I will appreciate any hint, thanks.
All right let me make a stab at this. I’m going to use the notation $v(x)$ for the (additive) valuation of $x$, rather than $\text{ord}(x)$, just for convenience of typing, and look at a function $f\in\mathcal G(b)$, $f=1+\sum_1^\infty a_jX^j$.
Start with the line $y=bx$, above which we hope all Newton points $(j,v(a_j))$ lie. If not, there is a line $y=\beta x$ through the origin that contains only finitely many Newton points, with no such points below the line. To see this, look at any suspect Newton point $(j_0,j_0\alpha)$ below $y=bx$ (so with $\alpha<b$), and see that there are at most finitely many points drawn below the line $y=\alpha x$. (Otherwise, the domain of convergence would be smaller than we want.)
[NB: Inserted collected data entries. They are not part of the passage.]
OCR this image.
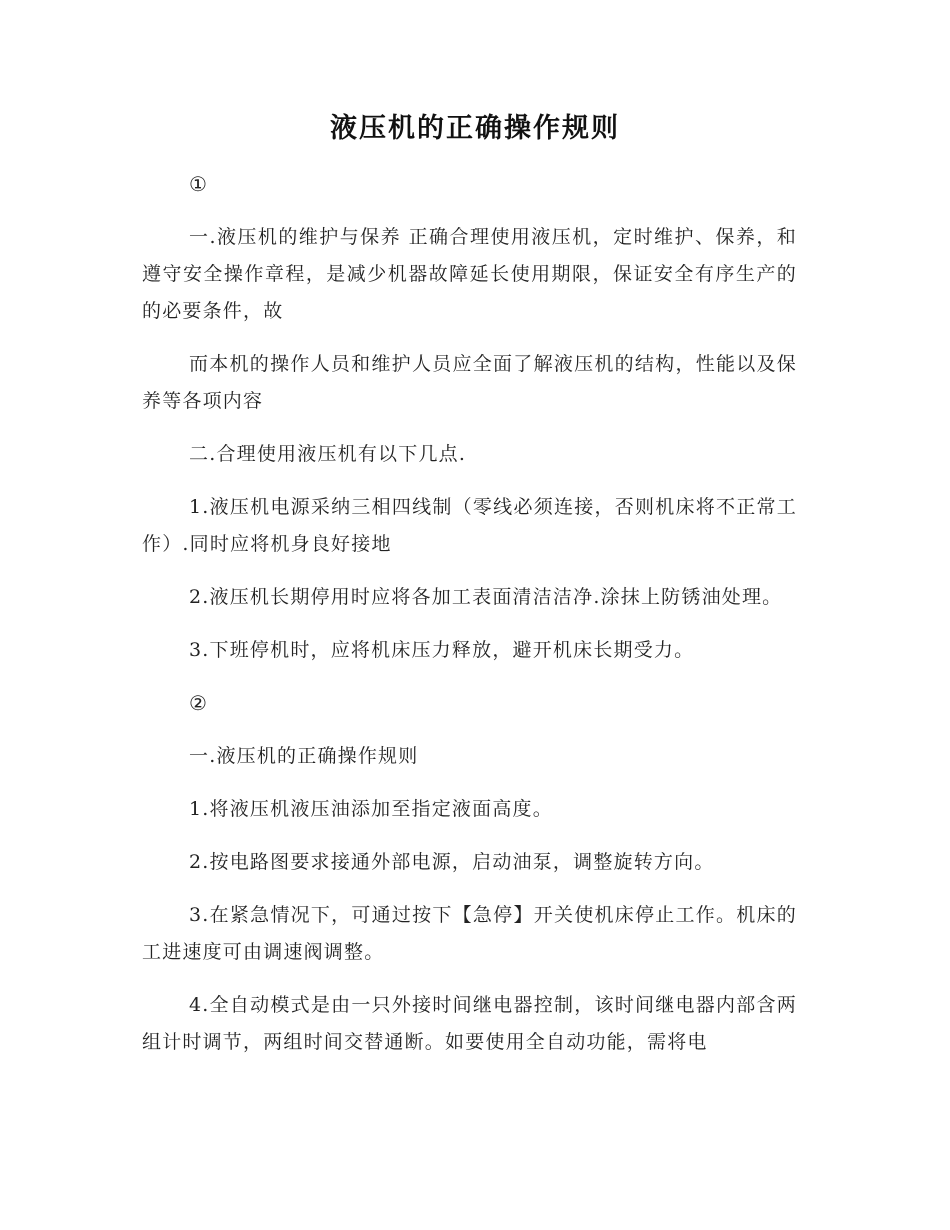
液压机的正确操作规则

①

一.液压机的维护与保养 正确合理使用液压机，定时维护、保养，和遵守安全操作章程，是减少机器故障延长使用期限，保证安全有序生产的的必要条件，故

而本机的操作人员和维护人员应全面了解液压机的结构，性能以及保养等各项内容

二.合理使用液压机有以下几点.

1.液压机电源采纳三相四线制（零线必须连接，否则机床将不正常工作）.同时应将机身良好接地

2.液压机长期停用时应将各加工表面清洁洁净.涂抹上防锈油处理。

3.下班停机时，应将机床压力释放，避开机床长期受力。

②

一.液压机的正确操作规则

1.将液压机液压油添加至指定液面高度。

2.按电路图要求接通外部电源，启动油泵，调整旋转方向。

3.在紧急情况下，可通过按下【急停】开关使机床停止工作。机床的工进速度可由调速阀调整。

4.全自动模式是由一只外接时间继电器控制，该时间继电器内部含两组计时调节，两组时间交替通断。如要使用全自动功能，需将电
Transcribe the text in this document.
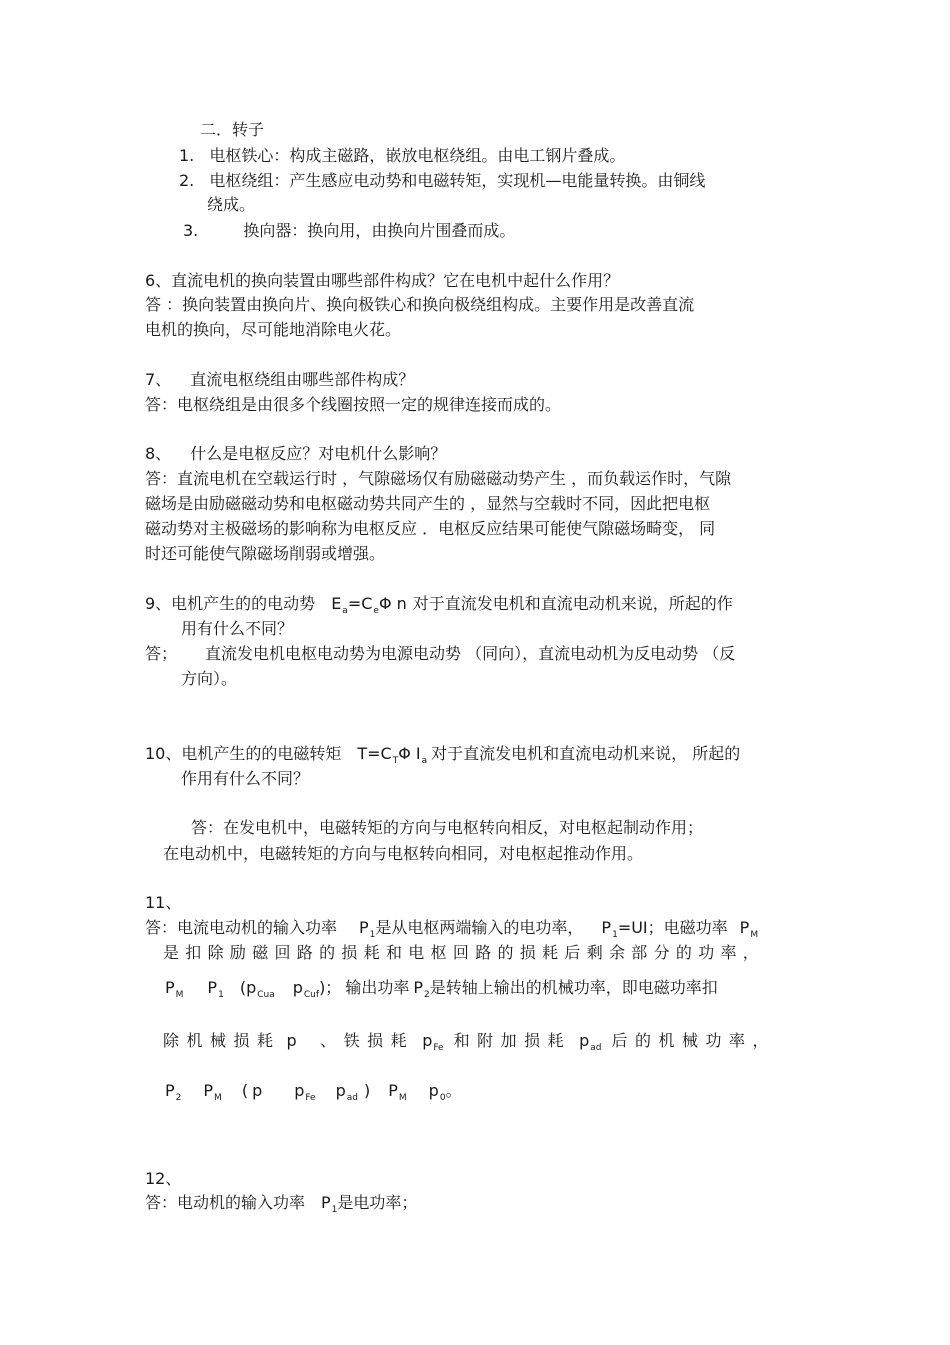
二．转子
1. 电枢铁心：构成主磁路，嵌放电枢绕组。由电工钢片叠成。
2. 电枢绕组：产生感应电动势和电磁转矩，实现机—电能量转换。由铜线
绕成。
3.	换向器：换向用，由换向片围叠而成。
6、直流电机的换向装置由哪些部件构成？它在电机中起什么作用？
答 ：换向装置由换向片、换向极铁心和换向极绕组构成。主要作用是改善直流
电机的换向，尽可能地消除电火花。
7、 直流电枢绕组由哪些部件构成？
答：电枢绕组是由很多个线圈按照一定的规律连接而成的。
8、 什么是电枢反应？对电机什么影响？
答：直流电机在空载运行时 ，气隙磁场仅有励磁磁动势产生 ，而负载运作时，气隙
磁场是由励磁磁动势和电枢磁动势共同产生的 ，显然与空载时不同，因此把电枢
磁动势对主极磁场的影响称为电枢反应 ．电枢反应结果可能使气隙磁场畸变， 同
时还可能使气隙磁场削弱或增强。
9、电机产生的的电动势 $E_a=C_e\Phi$ n 对于直流发电机和直流电动机来说，所起的作
用有什么不同？
答； 直流发电机电枢电动势为电源电动势 （同向），直流电动机为反电动势 （反
方向）。
10、电机产生的的电磁转矩 $T=C_T\Phi$ $I_a$ 对于直流发电机和直流电动机来说， 所起的
作用有什么不同？
答：在发电机中，电磁转矩的方向与电枢转向相反，对电枢起制动作用；
在电动机中，电磁转矩的方向与电枢转向相同，对电枢起推动作用。
11、
答：电流电动机的输入功率 $P_1$是从电枢两端输入的电功率， $P_1=UI$；电磁功率 $P_M$
是扣除励磁回路的损耗和电枢回路的损耗后剩余部分的功率，
$P_M$ $P_1$ ($p_{Cua}$ $p_{Cuf}$)； 输出功率 $P_2$是转轴上输出的机械功率，即电磁功率扣
除机械损耗 p 、铁损耗 $p_{Fe}$ 和附加损耗 $p_{ad}$ 后的机械功率，
$P_2$ $P_M$ ( p $p_{Fe}$ $p_{ad}$ ) $P_M$ $p_0$。
12、
答：电动机的输入功率 $P_1$是电功率；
Now we have our (orange) line $y=\beta x$, $\beta\in\Bbb Q$, with finitely many Newton points on it, and we call the rightmost of these $P=(n,v(a_n))=(n,n\beta)$. Now draw through $P$ a (blue, dashed) line of slope $\beta'\in\Bbb Q$ with $\beta<\beta'<b$, $y=\beta'x+c$, in such a way that all other Newton points lie above the line. Again, the existence of such a line is a little delicate for points to the right, but I think the fact that when $v(\xi)=-\beta>-b$ the series $f(\xi)$ is convergent, should take care of that.
Now we’re pretty much done. When you try $\xi\in\Bbb C_p$ with $v(\xi)=-\beta'>-b$, you see that the series is convergent, and all other monomials in the series other than $\xi^na_n$ have value $c=-n\beta'+v(a_n)$, so that the value of the whole series $f(\xi)$ is therefore $c<0$, contradicting the third condition for membership in $\mathcal G(b)$.
And I guess I should say that the argument would have been immeasurably easier if I had allowed myself to use the theory of the Newton copolygon, but I’m uncertain how many of our readers would have been familiar with that.